1975: David Johnson, LHP, Gaylord (Mich.) HS (No. 16)
Johnson pitched to respectable stats in the Minors, but he never made it to the Majors, ultimately ending his career in the Astros organization.
1974: Garry Templeton, SS, Santa Ana Valley (Calif.) HS (No. 13)
A triples machine, Templeton earned two of his three All-Star nods in St. Louis, hitting .305 over six seasons for the club. He was shipped to San Diego in the 1981 trade that brought Ozzie Smith to the Cardinals.
1973: Joe Edelen, 3B, Gracemont (Okla.) HS (No. 12)
Drafted as a third baseman, Edelen made his only Major League appearances as a right-handed reliever, with a 6.75 ERA across 27 big league games with the Cards and Reds.
1972: Dan Larson, RHP, Alhambra (Calif.) HS (No. 21)

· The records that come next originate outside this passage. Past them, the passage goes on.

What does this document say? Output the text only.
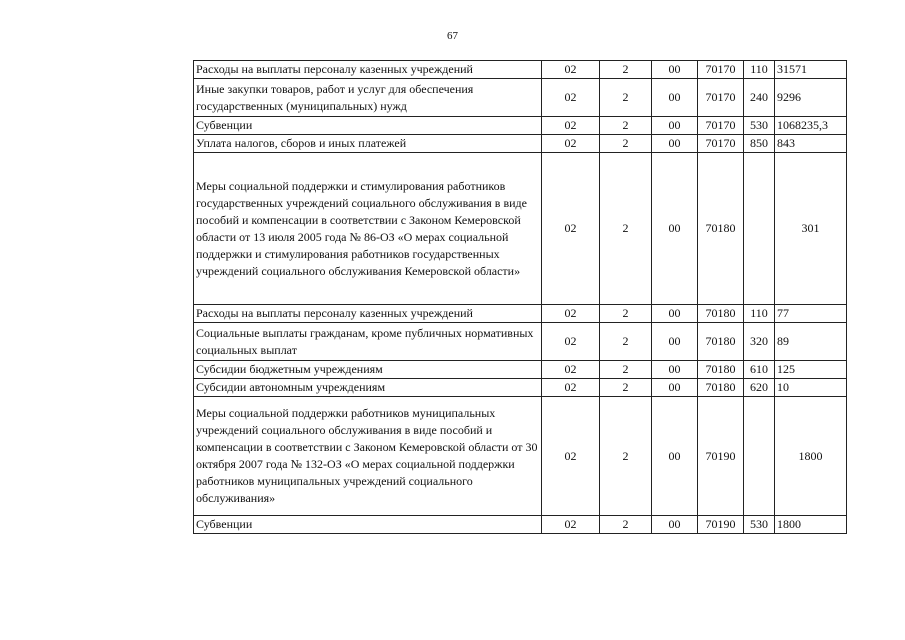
67
Расходы на выплаты персоналу казенных учреждений	02	2	00	70170	110	31571
Иные закупки товаров, работ и услуг для обеспечения государственных (муниципальных) нужд	02	2	00	70170	240	9296
Субвенции	02	2	00	70170	530	1068235,3
Уплата налогов, сборов и иных платежей	02	2	00	70170	850	843
Меры социальной поддержки и стимулирования работников государственных учреждений социального обслуживания в виде пособий и компенсации в соответствии с Законом Кемеровской области от 13 июля 2005 года № 86-ОЗ «О мерах социальной поддержки и стимулирования работников государственных учреждений социального обслуживания Кемеровской области»	02	2	00	70180		301
Расходы на выплаты персоналу казенных учреждений	02	2	00	70180	110	77
Социальные выплаты гражданам, кроме публичных нормативных социальных выплат	02	2	00	70180	320	89
Субсидии бюджетным учреждениям	02	2	00	70180	610	125
Субсидии автономным учреждениям	02	2	00	70180	620	10
Меры социальной поддержки работников муниципальных учреждений социального обслуживания в виде пособий и компенсации в соответствии с Законом Кемеровской области от 30 октября 2007 года № 132-ОЗ «О мерах социальной поддержки работников муниципальных учреждений социального обслуживания»	02	2	00	70190		1800
Субвенции	02	2	00	70190	530	1800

Larson was the player to be named later in an August 1974 trade with the Astros that brought Claude Osteen to St. Louis for the '74 stretch run.
1971: Ed Kurpiel, 1B, Archbishop Molloy (N.Y.) HS (No. 8)
Kurpiel was a quick riser through the Minor League ranks, but he never broke past Triple-A, playing with five organizations in his pro career.
1970: Jim Browning, RHP, Emma Sansom (Ala.) HS (No. 11)
Browning made only six appearances in the Cardinals’ Minor League system before stints with the Phillies and Giants, never making the Majors.
1969: Charles Minott, LHP, Royal Oak (Calif.) HS (No. 20)
Minott was great in his only full Minor League Season in 1971, before a reported battle with Hodgkin’s disease cut his career short, unfortunately passing away in '79.
1968: Butch Hairston, OF, Roth (Ohio) HS (No. 19)
Hairston was the first of four consecutive Cardinals top Draft picks who failed to reach the Majors, never rising above A-ball with St. Louis.
1967: Ted Simmons, C, Southfield (Mich.) HS (No. 10)
By pure metrics, no player the Cardinals selected with their first pick was more valuable than Simmons and his 50.3 career bWAR. Simba was a six-time All-Star in St. Louis, rewarded with a Hall of Fame nod in 2019.
1966: Leron Lee, INF, Grant Union (Calif.) HS (No. 7)
The first top Draft pick by the Cardinals to reach the Majors, Lee’s best years came in San Diego, highlighted by a 149 OPS+ campaign in 1972.
1965: Joe DiFabio, RHP, Delta State (No. 20)
The Cardinals’ first-ever Draft pick spent five years in the farm system, but he failed to reach the Majors. DiFabio posted a career-best 2.17 ERA at Double-A in 1968.